Das „Ocean Race Europe“ fand im Mai und Juni 2021 statt und führte von Lorient im Nordwesten Frankreichs und nach Genua in Italien. Daten wurden außerdem während des „Prologs“ erfasst, bei dem die Boote von Klaipeda in Litauen aus über Nordeuropa und durch den Ärmelkanal zum Startpunkt des Rennens segelten. Zwei Teams, Ambersail-2 und AkzoNobel Ocean Racing, sammelten Proben von Mikroplastik, während ein drittes Boot, das 11th Hour Racing Team, Messungen von Kohlendioxid (CO2), Meerestemperatur, pH-Wert und Salzgehalt vornahm – Schlüsselindikatoren für den Klimawandel.

Die Auswertungen zeigen, dass die Ostsee mit 230 Partikeln pro Kubikmeter die höchste Mikroplastikbelastung in Europa aufweist, doppelt so viel wie das Mittelmeer mit 112 Partikeln pro Kubikmeter, das als Hotspot der Plastikverschmutzung gilt.

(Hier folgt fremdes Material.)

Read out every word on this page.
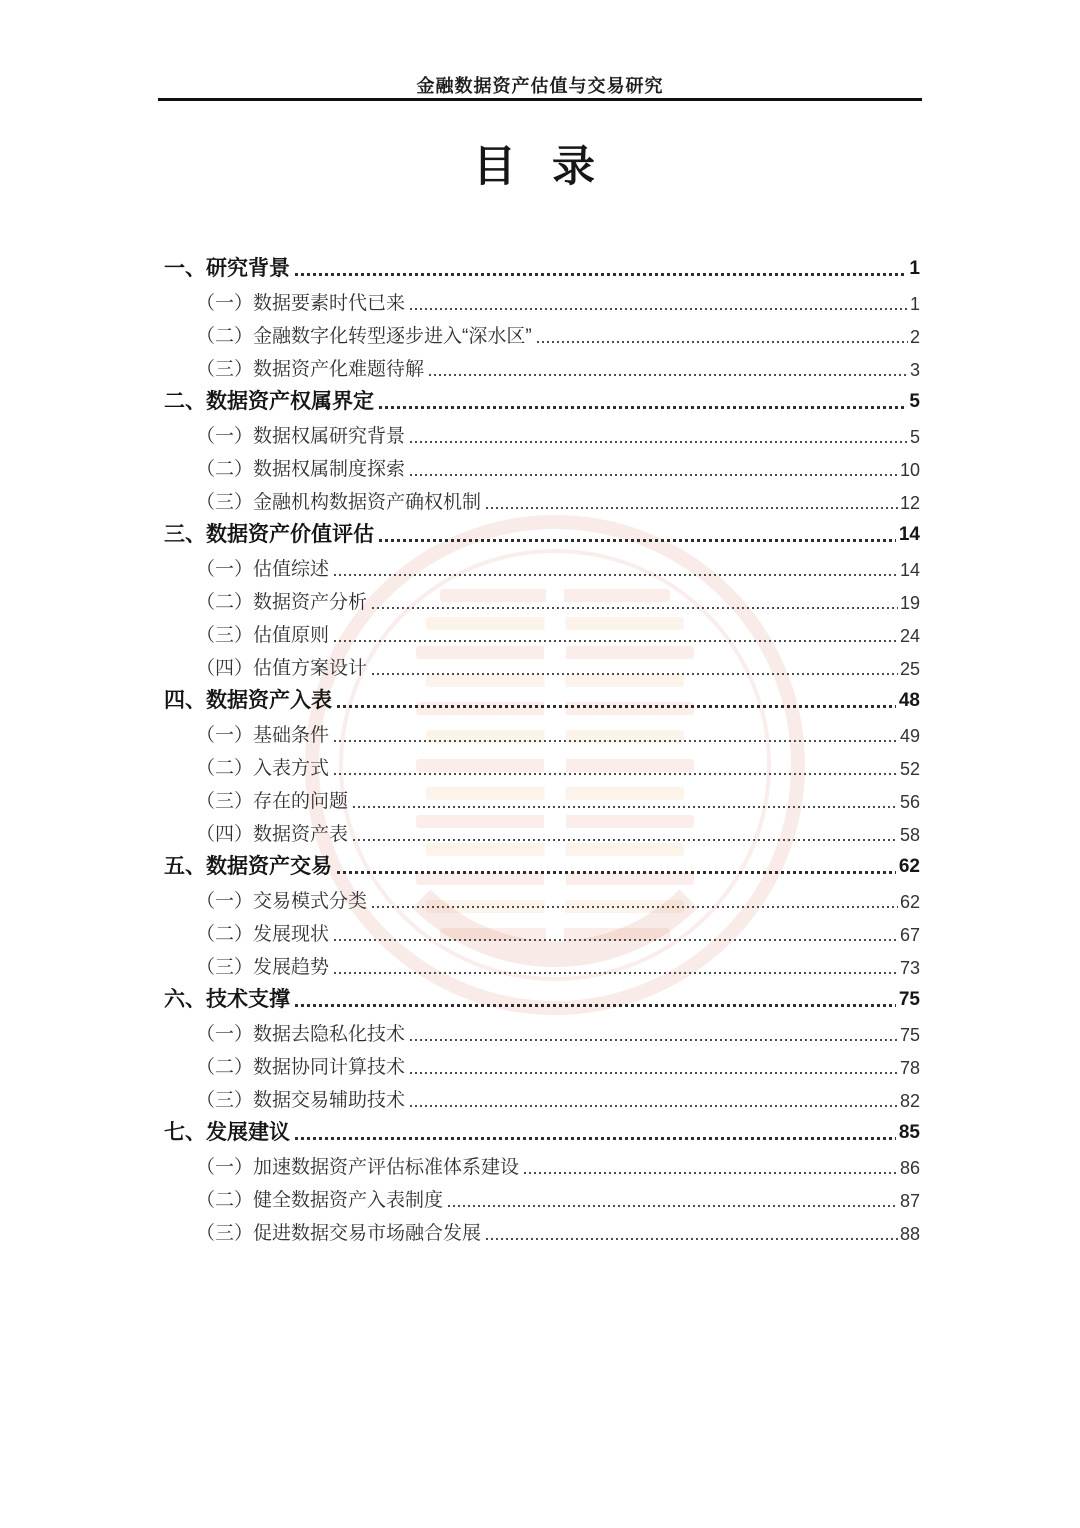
金融数据资产估值与交易研究
目 录
一、研究背景	1
（一）数据要素时代已来	1
（二）金融数字化转型逐步进入“深水区”	2
（三）数据资产化难题待解	3
二、数据资产权属界定	5
（一）数据权属研究背景	5
（二）数据权属制度探索	10
（三）金融机构数据资产确权机制	12
三、数据资产价值评估	14
（一）估值综述	14
（二）数据资产分析	19
（三）估值原则	24
（四）估值方案设计	25
四、数据资产入表	48
（一）基础条件	49
（二）入表方式	52
（三）存在的问题	56
（四）数据资产表	58
五、数据资产交易	62
（一）交易模式分类	62
（二）发展现状	67
（三）发展趋势	73
六、技术支撑	75
（一）数据去隐私化技术	75
（二）数据协同计算技术	78
（三）数据交易辅助技术	82
七、发展建议	85
（一）加速数据资产评估标准体系建设	86
（二）健全数据资产入表制度	87
（三）促进数据交易市场融合发展	88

„Die große Menge an Mikroplastik in der Ostsee im Vergleich zum Mittelmeer ist unerwartet“, betont Dr. Aaron Beck vom GEOMAR. „Faktoren wie die Jahreszeit, zu der die Daten erhoben werden, können sich auf die Verteilung von Mikroplastik auswirken. Je mehr Daten wir aus verschiedenen Gebieten und Jahreszeiten sammeln können, desto besser können wir verstehen, woher das Plastik kommt und wohin es gelangt.“

Der Ozean spielt bei der Klimaregulierung eine äußerst wichtige Rolle. Er hat seit den 1970er Jahren mehr als 90 Prozent der vom Menschen verursachten überschüssigen Wärme absorbiert und nimmt ein Viertel des vom Menschen verursachten Kohlendioxids auf, was dazu beiträgt, den Klimawandel wirksam einzudämmen. Dies führt jedoch auch dazu, dass der Ozean saurer wird – was sich ebenfalls nachteilig auf das Meeresleben auswirkt.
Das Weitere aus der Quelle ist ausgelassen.